Multi-GPU Minibatch Training Implementation

Code

Multi-GPU Training Loop Implementation from Scratch

The train function orchestrates the full multi-GPU data-parallel training loop implemented from scratch. It accepts the number of GPUs, batch size, and learning rate as arguments. The procedure is:

Setup: Load the Fashion-MNIST dataset, allocate the specified number of GPU devices using d2l.try_gpu(i), and replicate the model parameters to each GPU via get_params.
Epoch loop: For each of 10 epochs, iterate over every minibatch in the training set and call train_batch to perform the data-parallel forward pass, gradient synchronization, and parameter update. A synchronization barrier (torch.cuda.synchronize()) is called after every minibatch to ensure all GPU operations complete before the next minibatch begins, which is also necessary for accurate epoch timing.
Evaluation: After each epoch, test accuracy is computed on a single GPU (GPU 0) using d2l.evaluate_accuracy_gpu, passing a lambda that wraps the model with the first device's parameters. Although evaluating on only one GPU leaves the others idle, it simplifies the code.

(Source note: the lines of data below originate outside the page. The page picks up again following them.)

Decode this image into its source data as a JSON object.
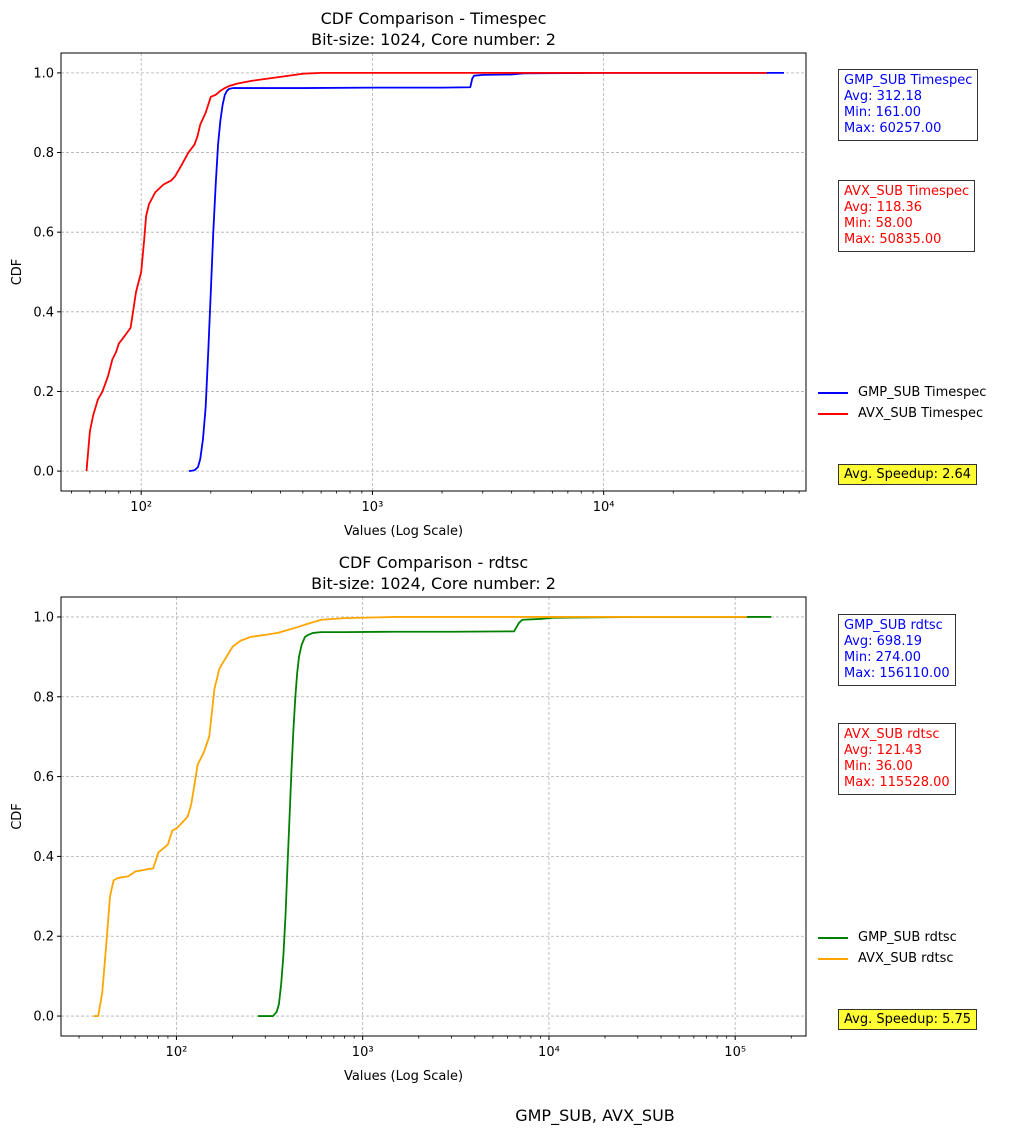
{
  "figure": {
    "footer": "GMP_SUB, AVX_SUB"
  },
  "chart_data": [
    {
      "type": "line",
      "title": "CDF Comparison - Timespec",
      "subtitle": "Bit-size: 1024, Core number: 2",
      "xlabel": "Values (Log Scale)",
      "ylabel": "CDF",
      "xscale": "log",
      "xlim": [
        45,
        75000
      ],
      "ylim": [
        -0.05,
        1.05
      ],
      "xticks": [
        100,
        1000,
        10000
      ],
      "xtick_labels": [
        "10²",
        "10³",
        "10⁴"
      ],
      "yticks": [
        0.0,
        0.2,
        0.4,
        0.6,
        0.8,
        1.0
      ],
      "ytick_labels": [
        "0.0",
        "0.2",
        "0.4",
        "0.6",
        "0.8",
        "1.0"
      ],
      "grid": true,
      "legend_position": "right",
      "series": [
        {
          "name": "GMP_SUB Timespec",
          "color": "#0000ff",
          "x": [
            161,
            170,
            176,
            180,
            185,
            190,
            195,
            200,
            205,
            210,
            215,
            220,
            225,
            230,
            235,
            240,
            250,
            270,
            300,
            500,
            1000,
            2000,
            2650,
            2700,
            2750,
            3000,
            4000,
            4500,
            10000,
            30000,
            60257
          ],
          "y": [
            0.0,
            0.002,
            0.01,
            0.03,
            0.08,
            0.16,
            0.3,
            0.45,
            0.6,
            0.72,
            0.82,
            0.88,
            0.92,
            0.945,
            0.955,
            0.96,
            0.962,
            0.962,
            0.962,
            0.962,
            0.963,
            0.963,
            0.964,
            0.985,
            0.993,
            0.995,
            0.996,
            0.999,
            1.0,
            1.0,
            1.0
          ]
        },
        {
          "name": "AVX_SUB Timespec",
          "color": "#ff0000",
          "x": [
            58,
            59,
            60,
            62,
            65,
            68,
            70,
            72,
            75,
            78,
            80,
            85,
            90,
            95,
            100,
            103,
            105,
            108,
            115,
            125,
            135,
            140,
            150,
            160,
            170,
            175,
            180,
            190,
            200,
            210,
            220,
            230,
            240,
            260,
            300,
            400,
            500,
            600,
            1000,
            5000,
            50835
          ],
          "y": [
            0.0,
            0.05,
            0.1,
            0.14,
            0.18,
            0.2,
            0.22,
            0.24,
            0.28,
            0.3,
            0.32,
            0.34,
            0.36,
            0.45,
            0.5,
            0.58,
            0.64,
            0.67,
            0.7,
            0.72,
            0.73,
            0.74,
            0.77,
            0.8,
            0.82,
            0.84,
            0.87,
            0.9,
            0.94,
            0.945,
            0.955,
            0.962,
            0.967,
            0.973,
            0.98,
            0.99,
            0.998,
            1.0,
            1.0,
            1.0,
            1.0
          ]
        }
      ],
      "stats": [
        {
          "lines": [
            "GMP_SUB Timespec",
            "Avg: 312.18",
            "Min: 161.00",
            "Max: 60257.00"
          ],
          "color": "#0000ff"
        },
        {
          "lines": [
            "AVX_SUB Timespec",
            "Avg: 118.36",
            "Min: 58.00",
            "Max: 50835.00"
          ],
          "color": "#ff0000"
        }
      ],
      "speedup": "Avg. Speedup: 2.64",
      "speedup_color": "#ffff33"
    },
    {
      "type": "line",
      "title": "CDF Comparison - rdtsc",
      "subtitle": "Bit-size: 1024, Core number: 2",
      "xlabel": "Values (Log Scale)",
      "ylabel": "CDF",
      "xscale": "log",
      "xlim": [
        24,
        240000
      ],
      "ylim": [
        -0.05,
        1.05
      ],
      "xticks": [
        100,
        1000,
        10000,
        100000
      ],
      "xtick_labels": [
        "10²",
        "10³",
        "10⁴",
        "10⁵"
      ],
      "yticks": [
        0.0,
        0.2,
        0.4,
        0.6,
        0.8,
        1.0
      ],
      "ytick_labels": [
        "0.0",
        "0.2",
        "0.4",
        "0.6",
        "0.8",
        "1.0"
      ],
      "grid": true,
      "legend_position": "right",
      "series": [
        {
          "name": "GMP_SUB rdtsc",
          "color": "#008000",
          "x": [
            274,
            300,
            330,
            345,
            355,
            365,
            375,
            385,
            395,
            405,
            415,
            425,
            435,
            445,
            455,
            470,
            490,
            510,
            540,
            600,
            800,
            1500,
            3000,
            6500,
            6900,
            7200,
            9000,
            10500,
            30000,
            100000,
            156110
          ],
          "y": [
            0.0,
            0.0,
            0.0,
            0.01,
            0.03,
            0.08,
            0.15,
            0.25,
            0.38,
            0.5,
            0.62,
            0.72,
            0.8,
            0.86,
            0.9,
            0.93,
            0.95,
            0.955,
            0.96,
            0.962,
            0.962,
            0.963,
            0.963,
            0.964,
            0.985,
            0.993,
            0.995,
            0.998,
            1.0,
            1.0,
            1.0
          ]
        },
        {
          "name": "AVX_SUB rdtsc",
          "color": "#ffa500",
          "x": [
            36,
            38,
            40,
            42,
            44,
            46,
            48,
            50,
            55,
            60,
            65,
            70,
            75,
            80,
            85,
            90,
            95,
            100,
            105,
            110,
            115,
            120,
            125,
            130,
            140,
            150,
            160,
            170,
            180,
            200,
            220,
            250,
            300,
            350,
            400,
            450,
            500,
            600,
            800,
            1500,
            10000,
            115528
          ],
          "y": [
            0.0,
            0.0,
            0.06,
            0.18,
            0.3,
            0.34,
            0.345,
            0.347,
            0.35,
            0.362,
            0.365,
            0.368,
            0.37,
            0.41,
            0.42,
            0.43,
            0.465,
            0.47,
            0.48,
            0.49,
            0.5,
            0.53,
            0.58,
            0.63,
            0.66,
            0.7,
            0.82,
            0.87,
            0.89,
            0.925,
            0.94,
            0.95,
            0.955,
            0.96,
            0.968,
            0.975,
            0.982,
            0.993,
            0.997,
            1.0,
            1.0,
            1.0
          ]
        }
      ],
      "stats": [
        {
          "lines": [
            "GMP_SUB rdtsc",
            "Avg: 698.19",
            "Min: 274.00",
            "Max: 156110.00"
          ],
          "color": "#0000ff"
        },
        {
          "lines": [
            "AVX_SUB rdtsc",
            "Avg: 121.43",
            "Min: 36.00",
            "Max: 115528.00"
          ],
          "color": "#ff0000"
        }
      ],
      "speedup": "Avg. Speedup: 5.75",
      "speedup_color": "#ffff33"
    }
  ]
}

def train(num_gpus, batch_size, lr):
    train_iter, test_iter = d2l.load_data_fashion_mnist(batch_size)
    devices = [d2l.try_gpu(i) for i in range(num_gpus)]
    device_params = [get_params(params, d) for d in devices]
    num_epochs = 10
    animator = d2l.Animator('epoch', 'test acc', xlim=[1, num_epochs])
    timer = d2l.Timer()
    for epoch in range(num_epochs):
        timer.start()
        for X, y in train_iter:
            train_batch(X, y, device_params, devices, lr)
            torch.cuda.synchronize()
        timer.stop()
        animator.add(epoch + 1, (d2l.evaluate_accuracy_gpu(
            lambda x: lenet(x, device_params[0]), test_iter, devices[0]),))
    print(f'test acc: {animator.Y[0][-1]:.2f}, '
          f'{timer.avg():.1f} sec/epoch on {str(devices)}')